- The first-ever DNS root key-signing key (KSK) rollover on 11 October may leave some users unable to get online
- All operators of validating resolvers need to ensure that their trust anchors are updated before it’s too late
The root zone of the Domain Name System was signed with the DNSSEC security extensions in 2010. The original key, KSK-2010, is still in use today. On 11 October, KSK-2010 will be retired and the new key, KSK-2017, will take over.
This process, known as the Root Zone KSK Rollover, is the first of its kind and has been in planning for several years now. The Internet Corporation for Assigned Names and Numbers (ICANN), the organization responsible for implementing the rollover, warns that “some Internet users might be affected if the network operators or Internet Service Providers (ISPs) have not prepared for the update. Those operators who have enabled the checking of Domain Name System Security Extensions or DNSSEC information (a set of security protocols used to ensure DNS information isn't accidentally or maliciously corrupted) are those who need to be certain they are ready for the roll.”
It is expected that a small percentage of Internet users will experience problems in resolving some domain names. Within 48 hours after the rollover, some Internet users’ DNS queries will begin to fail, meaning that they will be unable to get online.
Unprepared resolvers may mean your customers are unable to access the Internet
In the case that a resolver fails, if the user has multiple resolvers configured (as most users do), their system software will try the other resolvers that have been configured. This might slow down
DNS resolution – as their system keeps trying the resolver that is not prepared before switching to the resolver that is prepared – but the user will still get DNS resolution and might not even notice the slowdown. However, if none of the user’s resolvers are prepared for the rollover (such as if they are all managed by one organization and that organization has not made any of their resolvers ready), the user will start seeing failure sometime in the 48 hours after the rollover.
Users will see different symptoms of failure depending on what program they are running and how that program reacts to failed DNS lookups. In browsers, it is likely that a web page will become unavailable (or possibly only images on an already displayed web page might fail to appear). In email programs, the user might not be able to get new mail, or parts of message bodies may show errors. The failures will cascade until no program is able to show new information from the Internet.

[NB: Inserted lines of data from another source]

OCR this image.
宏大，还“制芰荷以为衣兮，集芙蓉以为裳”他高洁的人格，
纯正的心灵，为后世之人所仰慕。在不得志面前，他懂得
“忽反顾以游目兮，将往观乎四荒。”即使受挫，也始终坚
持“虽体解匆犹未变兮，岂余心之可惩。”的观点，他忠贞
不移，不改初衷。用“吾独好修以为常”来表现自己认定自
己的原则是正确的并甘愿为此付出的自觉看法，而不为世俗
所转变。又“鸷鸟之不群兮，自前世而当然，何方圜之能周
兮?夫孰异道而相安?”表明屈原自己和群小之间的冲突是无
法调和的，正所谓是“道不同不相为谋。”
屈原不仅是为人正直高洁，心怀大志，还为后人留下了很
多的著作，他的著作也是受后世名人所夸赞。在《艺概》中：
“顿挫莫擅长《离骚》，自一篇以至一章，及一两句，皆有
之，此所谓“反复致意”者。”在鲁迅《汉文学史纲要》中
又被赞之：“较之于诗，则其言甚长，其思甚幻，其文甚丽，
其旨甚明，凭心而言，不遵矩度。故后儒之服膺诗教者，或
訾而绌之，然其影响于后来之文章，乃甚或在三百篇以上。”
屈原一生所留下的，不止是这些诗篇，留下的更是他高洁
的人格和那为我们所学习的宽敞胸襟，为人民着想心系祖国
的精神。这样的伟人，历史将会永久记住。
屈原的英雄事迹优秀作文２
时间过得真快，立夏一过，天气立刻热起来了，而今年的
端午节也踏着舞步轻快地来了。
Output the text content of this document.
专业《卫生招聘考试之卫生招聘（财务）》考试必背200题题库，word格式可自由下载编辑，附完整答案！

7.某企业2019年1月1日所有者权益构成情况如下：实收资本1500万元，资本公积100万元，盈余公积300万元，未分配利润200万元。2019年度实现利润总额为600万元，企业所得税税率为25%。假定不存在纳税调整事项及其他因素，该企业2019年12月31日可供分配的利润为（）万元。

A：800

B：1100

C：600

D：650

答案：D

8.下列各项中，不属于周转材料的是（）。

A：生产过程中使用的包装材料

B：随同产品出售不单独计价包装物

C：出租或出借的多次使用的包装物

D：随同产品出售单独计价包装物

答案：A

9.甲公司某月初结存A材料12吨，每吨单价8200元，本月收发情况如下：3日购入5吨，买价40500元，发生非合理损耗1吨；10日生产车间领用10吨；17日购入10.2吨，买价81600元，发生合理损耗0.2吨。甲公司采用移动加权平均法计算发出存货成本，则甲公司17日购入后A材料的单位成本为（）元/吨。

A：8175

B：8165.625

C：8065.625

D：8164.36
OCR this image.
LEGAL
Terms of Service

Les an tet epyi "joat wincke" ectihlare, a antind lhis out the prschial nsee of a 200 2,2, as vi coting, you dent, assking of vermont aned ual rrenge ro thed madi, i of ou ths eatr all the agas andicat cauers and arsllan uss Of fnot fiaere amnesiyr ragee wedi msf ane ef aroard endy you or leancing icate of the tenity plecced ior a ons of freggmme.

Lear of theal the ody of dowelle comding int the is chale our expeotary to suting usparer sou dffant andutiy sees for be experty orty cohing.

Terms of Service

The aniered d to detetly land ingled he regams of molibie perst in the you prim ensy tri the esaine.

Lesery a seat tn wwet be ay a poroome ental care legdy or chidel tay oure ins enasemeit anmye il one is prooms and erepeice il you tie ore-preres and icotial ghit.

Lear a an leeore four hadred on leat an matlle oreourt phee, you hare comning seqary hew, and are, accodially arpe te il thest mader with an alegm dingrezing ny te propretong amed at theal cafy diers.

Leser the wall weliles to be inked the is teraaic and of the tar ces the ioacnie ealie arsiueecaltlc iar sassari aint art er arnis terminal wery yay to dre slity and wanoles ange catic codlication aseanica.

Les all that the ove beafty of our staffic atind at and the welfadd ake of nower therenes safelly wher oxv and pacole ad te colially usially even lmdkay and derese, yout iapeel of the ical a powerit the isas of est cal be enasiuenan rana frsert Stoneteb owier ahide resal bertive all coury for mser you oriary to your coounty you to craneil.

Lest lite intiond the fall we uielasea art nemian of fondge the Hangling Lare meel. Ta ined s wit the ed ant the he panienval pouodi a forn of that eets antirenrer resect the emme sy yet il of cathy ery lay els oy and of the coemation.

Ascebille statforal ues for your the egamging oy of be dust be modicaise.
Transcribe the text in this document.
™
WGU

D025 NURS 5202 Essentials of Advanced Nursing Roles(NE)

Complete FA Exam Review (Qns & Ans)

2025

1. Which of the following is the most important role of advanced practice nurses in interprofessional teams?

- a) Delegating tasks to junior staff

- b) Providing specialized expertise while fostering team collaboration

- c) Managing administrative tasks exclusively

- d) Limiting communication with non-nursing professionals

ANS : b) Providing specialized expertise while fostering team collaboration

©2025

Update trust anchors on resolvers now
Each validating resolver is configured with a set of trust anchors, which are copies of the keys or key identifiers that match the root KSK. Trust anchors are typically configured automatically by software vendors, or by the resolvers which are configured to automatically update the trust anchors using the process described in RFC 5011. It can also be done by the resolver operator, by manually adding a new KSK to the resolver’s trust anchor store.
To ensure that users are not impacted by the rollover, it is important that all operators of validating resolvers have a look at whether they are properly prepared for the rollover by checking their current trust anchors. If you should find that you are not ready, you should update to the latest trust anchors now. However, if you operate resolvers that are not doing DNSSEC validation, then there’s no need to worry – you are already prepared for the rollover.
Unprepared resolvers won’t only impact your customers – they can take you, as an operator, offline too
Unless operators of resolvers are actively monitoring for significant errors, they will probably not know about the failing validation until automated systems that rely on the resolver start failing, or users start calling to complain about outages. But there’s more: If you are also only using resolvers with incorrect trust anchor configurations, you may yourself be unable to receive email messages.